Des middags na een homp brood en een kop hete soep, stem ik mijn cello op de tonen van de wind en strijk vervolgens de kreukels in zijn stembanden glad. Of rikketik met de regen mee, ritmes op het computerklavier… 
Knap klusjes op samen met de kabouters in mijn tuin, of doe boodschappen wadend door de bladerzee. 
Geen tijd verzaken, bezig blijven luidt mijn advies. 
Wat me vroeger terneer drukte wordt opeens, muziek, kleur, verhaal of een spel… 
De korte herfstdagen kunnen me niet langer deren alles is plots goed en wel. 

En ’s avonds en ’s avonds en ’s avonds is het nog beter. De duisternis brengt gezelligheid wanneer ik kaarsjes aansteek. 
Ik nestel me in een wollen deken achter een kop warme melk met honing en neem een boek ter hand. 
De krijger in mijn hoofd en hart, nu zittend op de bank, jaagt zwarte gedachten weg en geeft zelfs aan dit treurigste aller jaargetijden iets kleurrijk en apart! 


° O °

vrijdag 15 oktober 2010

Totaly sMurphy…





Ken je dat? Zo’n dag waarop alle elektronica het vertikt om mee te werken?

De batterij van je GSM die forfait geeft alvorens je, om die ellenlange ( ...ben ik in gespecialiseerd …)sms door te sturen, op de knop “verzenden” kon drukken?

De kat die een kom melk omstoot,

...en je fototoestel dat, op het ogenblik waarop je denkt, daarvan de shot van je leven te maken, plots aangeeft dat de belichting onvoldoende is en jouw beeld dan maar drie seconden “verwerkt” alvorens een schimmig plaatje te tonen waarop niets herkenbaars meer te bespeuren is?
Die er daarenboven net als je GSM de brui aan geeft wanneer je beslist, om tegen je eigen principes in, het poezebeest toch maar gauw met flits, vast te leggen…

Je internetverbinding die uitvalt wanneer je dringend een adres dient op te zoeken?

De computer die opeens afsluit omdat hij zonder je medeweten de verbinding met Internet herstelde, ondertussen updates installeerde en omwille daarvan dient heropgestart te worden, precies op het moment dat jij de blog wou opslaan die je voor het grootste deel al had geschreven, maar in je enthousiasme even was vergeten te “saven”?

Zo ’n ochtend waarop de geest van Murphy rondwaart, op zoek naar een slachtoffer en kennelijk een manische drang heeft om zich eventjes met jouw leven te gaan bemoeien?

Wel zó was mijn voormiddag vandaag… je houdt het gewoon niet voor mogelijk.
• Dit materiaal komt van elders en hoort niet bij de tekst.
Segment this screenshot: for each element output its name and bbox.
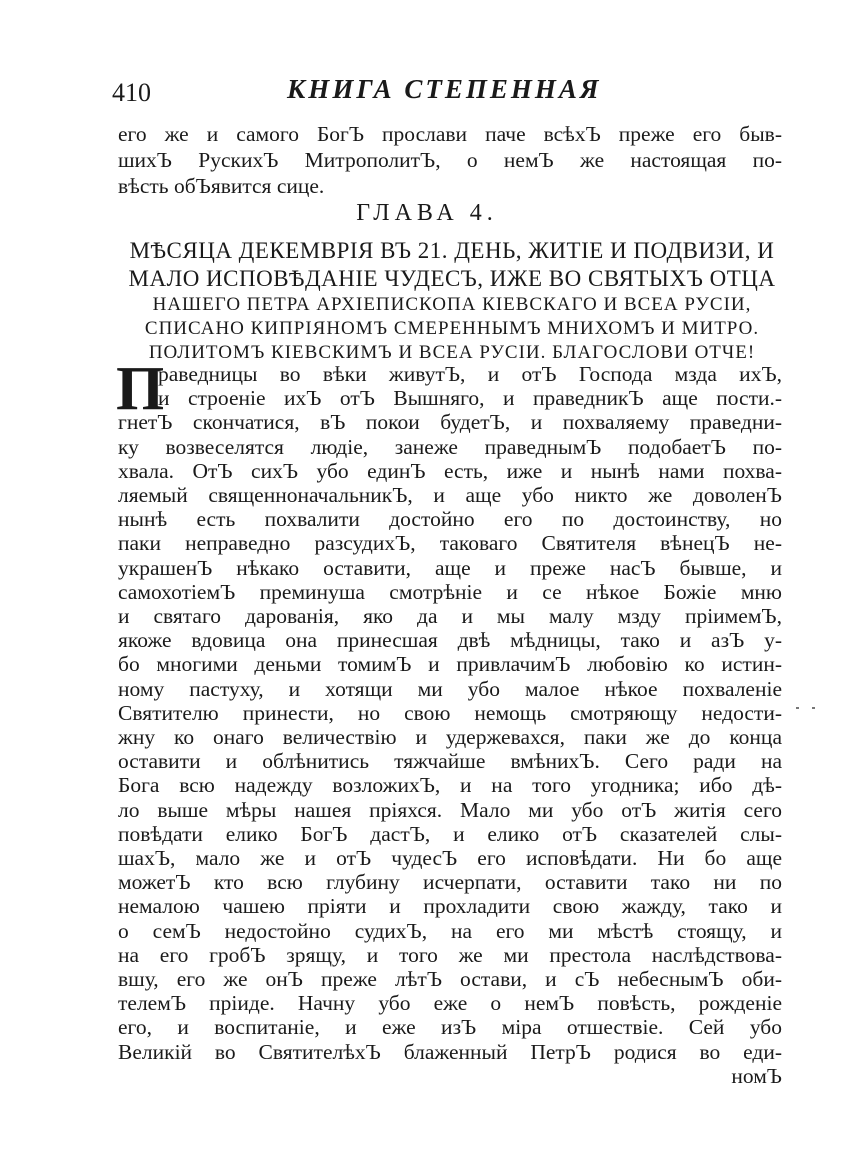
body-line: телемЪ пріиде. Начну убо еже о немЪ повѣ… <box>118 991 782 1015</box>
body-line: Святителю принести, но свою немощь смотр… <box>118 701 782 725</box>
body-line: на его гробЪ зрящу, и того же ми престол… <box>118 943 782 967</box>
body-line: Великій во СвятителѣхЪ блаженный ПетрЪ р… <box>118 1040 782 1064</box>
chapter-title-line: мало исповѣданіе чудесЪ, иже во святыхЪ … <box>112 266 792 292</box>
body-line: украшенЪ нѣкако оставити, аще и преже на… <box>118 556 782 580</box>
body-line: Бога всю надежду возложихЪ, и на того уг… <box>118 773 782 797</box>
print-speck <box>812 707 815 709</box>
body-line: и святаго дарованія, яко да и мы малу мз… <box>118 604 782 628</box>
body-line: и строеніе ихЪ отЪ Вышняго, и праведникЪ… <box>158 386 782 410</box>
intro-line: вѣсть обЪявится сице. <box>118 174 782 198</box>
book-title: КНИГА СТЕПЕННАЯ <box>287 74 602 105</box>
body-line: нынѣ есть похвалити достойно его по дост… <box>118 507 782 531</box>
body-line: оставити и облѣнитись тяжчайше вмѣнихЪ. … <box>118 749 782 773</box>
body-line: жну ко онаго величествію и удержевахся, … <box>118 725 782 749</box>
book-page: 410 КНИГА СТЕПЕННАЯ его же и самого БогЪ… <box>0 0 854 1150</box>
body-line: раведницы во вѣки живутЪ, и отЪ Господа … <box>158 362 782 386</box>
body-line: ному пастуху, и хотящи ми убо малое нѣко… <box>118 677 782 701</box>
body-line: вшу, его же онЪ преже лѣтЪ остави, и сЪ … <box>118 967 782 991</box>
body-line: гнетЪ скончатися, вЪ покои будетЪ, и пох… <box>118 410 782 434</box>
intro-line: его же и самого БогЪ прослави паче всѣхЪ… <box>118 122 782 146</box>
chapter-title-line: Мѣсяца Декемврія вЪ 21. день, житіе и по… <box>112 238 792 264</box>
drop-cap: П <box>116 360 164 418</box>
body-line: хвала. ОтЪ сихЪ убо единЪ есть, иже и ны… <box>118 459 782 483</box>
intro-line: шихЪ РускихЪ МитрополитЪ, о немЪ же наст… <box>118 148 782 172</box>
chapter-subtitle-line: политомЪ КіевскимЪ и всеа Русіи. Благосл… <box>112 342 792 364</box>
body-line: повѣдати елико БогЪ дастЪ, и елико отЪ с… <box>118 822 782 846</box>
body-line: его, и воспитаніе, и еже изЪ міра отшест… <box>118 1015 782 1039</box>
running-head: 410 КНИГА СТЕПЕННАЯ <box>112 72 782 112</box>
body-line: шахЪ, мало же и отЪ чудесЪ его исповѣдат… <box>118 846 782 870</box>
chapter-subtitle-line: списано КипріяномЪ смереннымЪ мнихомЪ и … <box>112 318 792 340</box>
body-line: самохотіемЪ преминуша смотрѣніе и се нѣк… <box>118 580 782 604</box>
body-line: о семЪ недостойно судихЪ, на его ми мѣст… <box>118 919 782 943</box>
body-line: ляемый священноначальникЪ, и аще убо ник… <box>118 483 782 507</box>
print-speck <box>796 707 799 709</box>
chapter-subtitle-line: нашего Петра Архіепископа Кіевскаго и вс… <box>112 294 792 316</box>
page-number: 410 <box>112 78 151 108</box>
body-line: немалою чашею пріяти и прохладити свою ж… <box>118 894 782 918</box>
body-line: якоже вдовица она принесшая двѣ мѣдницы,… <box>118 628 782 652</box>
body-line: ло выше мѣры нашея пріяхся. Мало ми убо … <box>118 798 782 822</box>
catchword: номЪ <box>118 1064 782 1088</box>
body-line: можетЪ кто всю глубину исчерпати, остави… <box>118 870 782 894</box>
body-line: ку возвеселятся людіе, занеже праведнымЪ… <box>118 435 782 459</box>
body-line: паки неправедно разсудихЪ, таковаго Свят… <box>118 531 782 555</box>
body-line: бо многими деньми томимЪ и привлачимЪ лю… <box>118 652 782 676</box>
chapter-label: ГЛАВА 4. <box>0 200 854 227</box>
Wat fout kon gaan, liep nog fouter… het gebeurde gewoonweg allemaal in de tijdspanne van anderhalf uur.
Vandaag dus geen peis en vree in Huize DagEnDauw.
Hier zit een opgedraaid veertje achter de computer dat hoognodig aan ontspanning toe is…

Pllllooooooooooooiiiiiiiiiiiiiiiing!!!

Ziezo, da’s ook weer dat. Zou het dan toch nog goed komen?
Eh… Of toch niet?




Ach, jullie merken het wel of dit schrijfsel vandaag nog verschijnt, maar op dit ogenblik houd ik mijn buik en hart nog steeds vast. De ene effectief, omwille van de slappe lach die maar niet over gaat door alle hilarische toestanden die zich deze voormiddag, minuut na minuut hebben voorgedaan.
De andere in overdrachtelijke zin, omdat ik me nog nauwelijks kan voorstellen dat er mij vandaag ook maar één ding zal lukken.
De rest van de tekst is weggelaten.